I actually recognized the tune of the song. It was this old one Mom used to sing in the car. She said it was called “Guantanamera,” which is Spanish for something, but I always thought it sounded like “One-Ton Tomato.”

It turned out that “One-Ton Tomato” was also the camp song, but with its own words.

Camp Wan-na-morra!

We’re here at Camp Wan-na-morra!

Camp Wan-na-mooooooor-ra!

We all love Camp Wan-na-morra!

Everyone sang along off-key while Major Sherwood played his guitar and walked around from table to table.
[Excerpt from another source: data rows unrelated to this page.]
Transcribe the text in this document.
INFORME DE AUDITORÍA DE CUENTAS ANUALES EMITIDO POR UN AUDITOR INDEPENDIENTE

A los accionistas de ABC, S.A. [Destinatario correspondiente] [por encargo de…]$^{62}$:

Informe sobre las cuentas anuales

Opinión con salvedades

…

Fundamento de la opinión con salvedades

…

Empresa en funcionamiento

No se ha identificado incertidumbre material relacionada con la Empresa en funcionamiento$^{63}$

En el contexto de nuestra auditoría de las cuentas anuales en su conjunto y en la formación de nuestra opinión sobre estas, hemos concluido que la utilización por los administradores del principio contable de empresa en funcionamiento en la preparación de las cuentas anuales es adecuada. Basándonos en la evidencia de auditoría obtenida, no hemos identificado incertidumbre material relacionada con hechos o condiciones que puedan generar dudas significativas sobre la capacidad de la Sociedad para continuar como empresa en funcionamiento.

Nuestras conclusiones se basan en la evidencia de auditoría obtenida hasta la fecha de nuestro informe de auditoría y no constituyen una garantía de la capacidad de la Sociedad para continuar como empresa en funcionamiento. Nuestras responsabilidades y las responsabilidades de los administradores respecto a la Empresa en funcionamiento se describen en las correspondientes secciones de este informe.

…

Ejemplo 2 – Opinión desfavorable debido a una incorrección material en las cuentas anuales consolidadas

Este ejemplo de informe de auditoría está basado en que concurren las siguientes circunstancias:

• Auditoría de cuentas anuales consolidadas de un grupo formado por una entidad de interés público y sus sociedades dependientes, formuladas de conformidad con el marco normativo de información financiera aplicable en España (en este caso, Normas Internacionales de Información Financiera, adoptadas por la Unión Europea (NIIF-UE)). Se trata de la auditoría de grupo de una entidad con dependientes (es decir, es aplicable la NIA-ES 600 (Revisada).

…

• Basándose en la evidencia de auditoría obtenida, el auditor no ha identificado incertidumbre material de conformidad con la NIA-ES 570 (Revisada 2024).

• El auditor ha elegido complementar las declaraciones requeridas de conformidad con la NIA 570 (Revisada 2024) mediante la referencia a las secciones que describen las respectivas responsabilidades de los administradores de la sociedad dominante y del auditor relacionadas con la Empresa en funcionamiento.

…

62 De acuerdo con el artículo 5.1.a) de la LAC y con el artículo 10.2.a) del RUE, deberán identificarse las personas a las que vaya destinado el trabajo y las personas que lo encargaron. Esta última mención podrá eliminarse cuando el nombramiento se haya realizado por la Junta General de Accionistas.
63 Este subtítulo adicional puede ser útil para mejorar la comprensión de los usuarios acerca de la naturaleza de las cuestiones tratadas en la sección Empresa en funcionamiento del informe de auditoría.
And even though I was still learning the new words, I moved my mouth up and down and pretended like I was singing. It was only the first night of camp, after all. I didn’t know what Dweebs meant about not getting on Sherwood’s bad side, but I figured this wasn’t the time to find out.

Hopefully, if the real fun ever started, somebody would let me know.

We’re here at Camp Wan-na-morra!

Eight weeks at Camp Wan-na-morra!

Please help me get through to-morr-a.